A Null Pointer Dereference issue was discovered in Schneider Electric Wonderware ArchestrA Logger, versions 2017.426.2307.1 and prior. The null pointer dereference vulnerability could allow an attacker to crash the logger process, causing a denial of service for logging and log-viewing (applications that use the Wonderware ArchestrA Logger continue to run when the Wonderware ArchestrA Logger service is unavailable).
This vulnerability carries a HIGH severity rating with a CVSS v3.1 score of 7.5, indicating it can be exploited remotely over the network with relatively low complexity without requiring user interaction and does not require pre-existing privileges . The vulnerability impacts and availability (service disruption) for affected systems. Impacting 1 product from schneider-electric organizations running these solutions should prioritize assessment and patching.
First disclosed in 2017, this vulnerability was reported during a period defined by widespread IoT adoption challenges, mobile security concerns, and the emergence of advanced persistent threat (APT) techniques. Contemporary mitigation strategies focused on secure development practices and third-party component vetting.
2017-07-07T17:29:00.433
2025-04-20T01:37:25.860
Deferred
CVSSv3.1: 7.5 (HIGH)
AV:N/AC:L/Au:N/C:N/I:N/A:P
10.0
2.9
| Type | Vendor | Product | Version/Range | Vulnerable? |
|---|---|---|---|---|
| Application | schneider-electric | wonderware_archestra_logger | ≤ 2017.426.2307.1 | Yes |
SecUtils normalizes and enriches National Vulnerability Database (NVD) records by standardizing vendor and product identifiers, aggregating vulnerability metadata from both NVD and MITRE sources, and providing structured context for security teams.

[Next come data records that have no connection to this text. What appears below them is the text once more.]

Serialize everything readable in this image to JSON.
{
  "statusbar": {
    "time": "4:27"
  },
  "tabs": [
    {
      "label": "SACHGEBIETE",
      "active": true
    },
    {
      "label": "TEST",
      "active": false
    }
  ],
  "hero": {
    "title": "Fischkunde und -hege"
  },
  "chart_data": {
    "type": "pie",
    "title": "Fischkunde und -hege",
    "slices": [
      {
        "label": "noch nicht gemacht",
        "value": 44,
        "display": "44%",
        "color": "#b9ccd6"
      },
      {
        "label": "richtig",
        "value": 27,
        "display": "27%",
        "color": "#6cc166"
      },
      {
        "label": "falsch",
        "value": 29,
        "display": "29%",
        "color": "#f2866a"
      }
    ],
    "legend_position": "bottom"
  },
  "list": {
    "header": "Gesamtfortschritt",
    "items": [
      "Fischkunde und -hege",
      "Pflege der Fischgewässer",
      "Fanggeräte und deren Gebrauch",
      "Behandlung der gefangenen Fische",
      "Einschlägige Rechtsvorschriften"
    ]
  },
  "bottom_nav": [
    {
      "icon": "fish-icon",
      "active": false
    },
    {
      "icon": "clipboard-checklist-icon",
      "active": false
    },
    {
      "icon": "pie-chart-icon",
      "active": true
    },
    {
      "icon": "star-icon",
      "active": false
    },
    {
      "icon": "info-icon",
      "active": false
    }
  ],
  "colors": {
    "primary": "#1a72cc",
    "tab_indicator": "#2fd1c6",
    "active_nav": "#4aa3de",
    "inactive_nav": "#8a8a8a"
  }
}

For schneider-electric's affected products, we extract Common Platform Enumeration (CPE) data, Common Weakness Enumeration (CWE) classifications, CVSS severity metrics, and reference data to enable rapid vulnerability prioritization and asset correlation. This record contains no exploit code, proof-of-concept instructions, or attack methodologies—only defensive intelligence necessary for patch management, risk assessment, and security operations.